Concurrently, telecom decisions on new technologies are being shaped by outside elements ranging from geopolitical concerns to inflation-driven cost management measures. Even if customer-facing installations remain delayed, the urge to safeguard systems through agentic techniques may ironically hasten adoption in some security roles in areas with weak data laws or dangerous cyber environments.

Agentic AI may find its way from network administration into strategic tasks, including infrastructure investment forecasts, market competitiveness response, or real-time price optimisation in the long run. Still, those use cases are only conceptual. For telecom companies, agentic artificial intelligence has great promise, offering a means to turn reactive systems into intelligent, proactive networks. But telecoms is a business based on dependability, consistency, and confidence.

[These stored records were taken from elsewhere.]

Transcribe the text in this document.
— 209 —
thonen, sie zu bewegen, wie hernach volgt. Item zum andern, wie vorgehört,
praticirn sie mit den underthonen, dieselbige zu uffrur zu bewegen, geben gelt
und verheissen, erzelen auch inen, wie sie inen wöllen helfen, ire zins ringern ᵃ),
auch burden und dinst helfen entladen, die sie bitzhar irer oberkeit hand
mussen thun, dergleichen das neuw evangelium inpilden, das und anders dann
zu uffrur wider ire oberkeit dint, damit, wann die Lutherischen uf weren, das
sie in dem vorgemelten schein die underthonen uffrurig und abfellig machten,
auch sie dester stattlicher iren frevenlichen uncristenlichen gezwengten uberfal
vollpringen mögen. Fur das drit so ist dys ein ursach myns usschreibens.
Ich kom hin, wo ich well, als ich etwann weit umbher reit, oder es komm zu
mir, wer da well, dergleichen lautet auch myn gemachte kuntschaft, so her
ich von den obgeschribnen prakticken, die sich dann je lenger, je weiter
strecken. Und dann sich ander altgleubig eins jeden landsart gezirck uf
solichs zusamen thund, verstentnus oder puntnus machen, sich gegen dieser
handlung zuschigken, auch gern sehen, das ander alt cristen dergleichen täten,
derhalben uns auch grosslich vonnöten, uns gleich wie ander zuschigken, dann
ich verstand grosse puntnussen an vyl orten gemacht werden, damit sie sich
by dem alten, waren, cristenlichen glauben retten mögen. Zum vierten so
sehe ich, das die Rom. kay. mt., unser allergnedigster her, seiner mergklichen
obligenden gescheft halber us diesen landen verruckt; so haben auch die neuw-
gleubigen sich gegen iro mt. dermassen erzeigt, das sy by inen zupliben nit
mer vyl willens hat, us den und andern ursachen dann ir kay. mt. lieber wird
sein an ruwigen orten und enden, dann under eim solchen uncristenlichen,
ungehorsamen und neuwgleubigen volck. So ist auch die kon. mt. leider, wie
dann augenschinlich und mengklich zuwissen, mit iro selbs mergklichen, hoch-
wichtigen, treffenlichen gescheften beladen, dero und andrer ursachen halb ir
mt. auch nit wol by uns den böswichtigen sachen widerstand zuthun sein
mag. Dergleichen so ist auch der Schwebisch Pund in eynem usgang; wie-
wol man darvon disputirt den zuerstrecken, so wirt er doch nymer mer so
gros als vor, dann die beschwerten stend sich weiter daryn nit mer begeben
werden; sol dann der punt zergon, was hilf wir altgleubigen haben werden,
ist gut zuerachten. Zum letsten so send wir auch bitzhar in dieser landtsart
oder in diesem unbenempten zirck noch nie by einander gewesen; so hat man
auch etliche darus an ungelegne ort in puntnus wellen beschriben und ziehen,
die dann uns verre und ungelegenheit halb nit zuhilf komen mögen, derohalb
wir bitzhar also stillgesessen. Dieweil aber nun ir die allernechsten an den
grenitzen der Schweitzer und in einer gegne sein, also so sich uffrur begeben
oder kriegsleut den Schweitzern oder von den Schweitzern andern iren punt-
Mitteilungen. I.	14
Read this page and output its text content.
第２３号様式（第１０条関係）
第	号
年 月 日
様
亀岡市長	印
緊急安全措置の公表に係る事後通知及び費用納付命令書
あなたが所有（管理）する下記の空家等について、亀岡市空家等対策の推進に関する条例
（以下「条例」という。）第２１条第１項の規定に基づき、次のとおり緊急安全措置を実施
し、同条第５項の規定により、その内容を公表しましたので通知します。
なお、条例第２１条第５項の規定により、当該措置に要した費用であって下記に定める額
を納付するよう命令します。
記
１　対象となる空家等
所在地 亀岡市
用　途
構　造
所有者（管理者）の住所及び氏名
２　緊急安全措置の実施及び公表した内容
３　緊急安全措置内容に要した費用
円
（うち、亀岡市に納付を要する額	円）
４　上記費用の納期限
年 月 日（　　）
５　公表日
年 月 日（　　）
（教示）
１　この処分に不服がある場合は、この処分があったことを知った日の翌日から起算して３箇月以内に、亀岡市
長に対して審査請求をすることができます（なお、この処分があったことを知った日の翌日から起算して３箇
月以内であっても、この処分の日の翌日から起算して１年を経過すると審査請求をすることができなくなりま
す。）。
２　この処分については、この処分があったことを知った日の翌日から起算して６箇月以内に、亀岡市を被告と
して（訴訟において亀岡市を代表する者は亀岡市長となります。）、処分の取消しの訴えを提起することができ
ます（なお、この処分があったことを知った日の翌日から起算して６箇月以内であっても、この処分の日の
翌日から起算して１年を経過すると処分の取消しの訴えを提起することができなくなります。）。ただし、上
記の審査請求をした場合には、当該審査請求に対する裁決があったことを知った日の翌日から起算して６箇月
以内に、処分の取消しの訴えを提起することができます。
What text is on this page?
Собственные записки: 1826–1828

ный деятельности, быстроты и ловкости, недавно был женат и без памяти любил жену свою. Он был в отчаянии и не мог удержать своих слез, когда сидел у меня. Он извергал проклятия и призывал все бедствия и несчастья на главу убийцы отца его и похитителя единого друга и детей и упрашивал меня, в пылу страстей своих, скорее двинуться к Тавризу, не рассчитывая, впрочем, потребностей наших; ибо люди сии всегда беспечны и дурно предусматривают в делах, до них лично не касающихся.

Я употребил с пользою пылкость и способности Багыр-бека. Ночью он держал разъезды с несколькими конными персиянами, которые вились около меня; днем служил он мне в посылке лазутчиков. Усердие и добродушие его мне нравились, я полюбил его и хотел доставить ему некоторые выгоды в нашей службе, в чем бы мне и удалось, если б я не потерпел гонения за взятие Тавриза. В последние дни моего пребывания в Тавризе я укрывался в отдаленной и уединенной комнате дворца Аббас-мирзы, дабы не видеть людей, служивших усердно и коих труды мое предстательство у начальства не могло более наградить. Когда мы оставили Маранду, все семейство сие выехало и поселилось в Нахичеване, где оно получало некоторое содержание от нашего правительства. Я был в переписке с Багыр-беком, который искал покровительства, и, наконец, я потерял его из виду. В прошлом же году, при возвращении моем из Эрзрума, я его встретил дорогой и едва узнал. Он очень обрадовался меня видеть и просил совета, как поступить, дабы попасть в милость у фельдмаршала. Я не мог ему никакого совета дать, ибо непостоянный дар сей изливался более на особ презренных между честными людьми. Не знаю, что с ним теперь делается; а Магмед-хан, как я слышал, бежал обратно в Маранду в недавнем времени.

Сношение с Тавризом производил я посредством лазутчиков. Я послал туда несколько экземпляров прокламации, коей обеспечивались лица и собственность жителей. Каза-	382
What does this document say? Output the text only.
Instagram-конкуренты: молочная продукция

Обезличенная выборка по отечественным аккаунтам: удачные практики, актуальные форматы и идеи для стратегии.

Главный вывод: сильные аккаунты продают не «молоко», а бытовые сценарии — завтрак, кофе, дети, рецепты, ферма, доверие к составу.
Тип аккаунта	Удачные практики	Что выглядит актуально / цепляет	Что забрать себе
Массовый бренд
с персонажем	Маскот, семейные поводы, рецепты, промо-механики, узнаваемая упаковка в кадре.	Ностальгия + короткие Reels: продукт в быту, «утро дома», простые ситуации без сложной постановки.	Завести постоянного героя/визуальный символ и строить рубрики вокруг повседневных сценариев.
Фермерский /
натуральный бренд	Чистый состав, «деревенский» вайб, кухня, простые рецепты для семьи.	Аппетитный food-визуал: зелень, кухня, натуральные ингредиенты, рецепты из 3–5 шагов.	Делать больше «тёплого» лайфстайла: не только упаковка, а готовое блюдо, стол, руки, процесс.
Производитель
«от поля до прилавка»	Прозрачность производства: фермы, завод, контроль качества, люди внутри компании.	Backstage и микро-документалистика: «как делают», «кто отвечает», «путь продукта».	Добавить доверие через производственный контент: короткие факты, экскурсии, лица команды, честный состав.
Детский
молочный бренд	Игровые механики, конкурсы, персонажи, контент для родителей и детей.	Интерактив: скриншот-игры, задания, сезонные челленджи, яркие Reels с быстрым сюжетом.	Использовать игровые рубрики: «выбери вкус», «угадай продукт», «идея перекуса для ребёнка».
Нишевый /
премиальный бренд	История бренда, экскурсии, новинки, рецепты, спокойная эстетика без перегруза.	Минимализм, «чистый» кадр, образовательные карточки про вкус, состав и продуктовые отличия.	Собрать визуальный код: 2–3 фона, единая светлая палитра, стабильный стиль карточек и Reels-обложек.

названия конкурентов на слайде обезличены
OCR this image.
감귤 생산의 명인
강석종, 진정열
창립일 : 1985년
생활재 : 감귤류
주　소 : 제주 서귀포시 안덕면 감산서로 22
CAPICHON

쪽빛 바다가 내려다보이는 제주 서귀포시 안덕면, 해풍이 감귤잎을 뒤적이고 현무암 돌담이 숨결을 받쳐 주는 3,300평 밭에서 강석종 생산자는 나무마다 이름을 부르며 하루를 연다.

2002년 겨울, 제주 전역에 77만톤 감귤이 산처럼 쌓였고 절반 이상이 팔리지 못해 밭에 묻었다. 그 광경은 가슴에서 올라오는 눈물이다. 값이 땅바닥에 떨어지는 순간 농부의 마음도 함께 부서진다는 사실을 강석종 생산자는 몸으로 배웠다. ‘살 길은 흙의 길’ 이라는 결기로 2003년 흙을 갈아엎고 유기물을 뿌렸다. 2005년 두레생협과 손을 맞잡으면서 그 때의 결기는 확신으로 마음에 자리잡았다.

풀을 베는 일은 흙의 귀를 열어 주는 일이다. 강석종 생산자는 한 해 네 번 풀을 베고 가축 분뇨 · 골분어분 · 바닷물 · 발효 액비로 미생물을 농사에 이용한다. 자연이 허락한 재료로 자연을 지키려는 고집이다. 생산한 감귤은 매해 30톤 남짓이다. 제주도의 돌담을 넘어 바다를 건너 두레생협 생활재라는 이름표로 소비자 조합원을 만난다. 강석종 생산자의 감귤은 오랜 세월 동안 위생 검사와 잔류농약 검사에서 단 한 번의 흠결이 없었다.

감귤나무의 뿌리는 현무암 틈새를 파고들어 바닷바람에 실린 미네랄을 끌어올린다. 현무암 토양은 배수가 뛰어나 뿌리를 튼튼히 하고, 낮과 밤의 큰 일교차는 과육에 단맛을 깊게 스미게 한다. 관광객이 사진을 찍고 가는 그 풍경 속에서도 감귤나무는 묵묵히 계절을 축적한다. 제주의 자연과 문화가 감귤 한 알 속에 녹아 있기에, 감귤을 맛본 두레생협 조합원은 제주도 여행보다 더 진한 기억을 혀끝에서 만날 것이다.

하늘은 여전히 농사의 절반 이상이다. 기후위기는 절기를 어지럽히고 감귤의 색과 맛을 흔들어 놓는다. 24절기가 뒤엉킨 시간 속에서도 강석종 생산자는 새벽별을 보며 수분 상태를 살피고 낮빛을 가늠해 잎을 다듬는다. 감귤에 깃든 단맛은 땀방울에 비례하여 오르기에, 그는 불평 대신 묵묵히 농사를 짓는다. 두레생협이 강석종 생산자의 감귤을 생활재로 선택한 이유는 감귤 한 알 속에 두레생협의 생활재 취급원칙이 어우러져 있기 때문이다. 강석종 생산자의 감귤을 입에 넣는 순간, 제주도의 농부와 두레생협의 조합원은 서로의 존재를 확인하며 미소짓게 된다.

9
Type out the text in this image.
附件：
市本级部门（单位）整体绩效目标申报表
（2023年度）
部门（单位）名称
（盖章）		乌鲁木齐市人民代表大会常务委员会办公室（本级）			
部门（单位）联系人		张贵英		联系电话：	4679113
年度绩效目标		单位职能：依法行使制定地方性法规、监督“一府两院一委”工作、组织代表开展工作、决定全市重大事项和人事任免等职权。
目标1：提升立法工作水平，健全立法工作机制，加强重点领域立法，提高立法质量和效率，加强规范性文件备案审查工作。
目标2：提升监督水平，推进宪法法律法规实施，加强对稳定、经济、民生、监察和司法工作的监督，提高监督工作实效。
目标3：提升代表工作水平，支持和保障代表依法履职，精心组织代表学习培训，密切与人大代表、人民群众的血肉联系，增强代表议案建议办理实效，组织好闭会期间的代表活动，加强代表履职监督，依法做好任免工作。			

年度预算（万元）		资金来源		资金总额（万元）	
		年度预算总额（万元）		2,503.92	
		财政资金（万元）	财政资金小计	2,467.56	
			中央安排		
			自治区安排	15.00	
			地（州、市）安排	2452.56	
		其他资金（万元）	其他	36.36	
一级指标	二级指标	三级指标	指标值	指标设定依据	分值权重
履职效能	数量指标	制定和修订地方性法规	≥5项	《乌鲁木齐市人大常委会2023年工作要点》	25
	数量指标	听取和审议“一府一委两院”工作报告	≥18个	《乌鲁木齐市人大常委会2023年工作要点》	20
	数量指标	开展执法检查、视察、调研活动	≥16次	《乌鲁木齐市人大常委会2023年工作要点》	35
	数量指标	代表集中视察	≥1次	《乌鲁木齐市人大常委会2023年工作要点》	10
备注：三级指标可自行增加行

Agentic systems may shine in demos and pilot environments, but to have a significant role in telco operations, it will demand a demonstrated track record of dependability and openness.

In the near term, one might expect a pragmatic approach: well-scoped pilot projects, semi-autonomous decision-making in controlled situations, and a consistent change in perspective from human-led to human-supervised AI.

The actual change will be incremental and consistent, not a flash revolution. Agentic artificial intelligence is still a fascinating frontier for now, and one operator will explore with one hand on the throttle and the other firmly on the brake.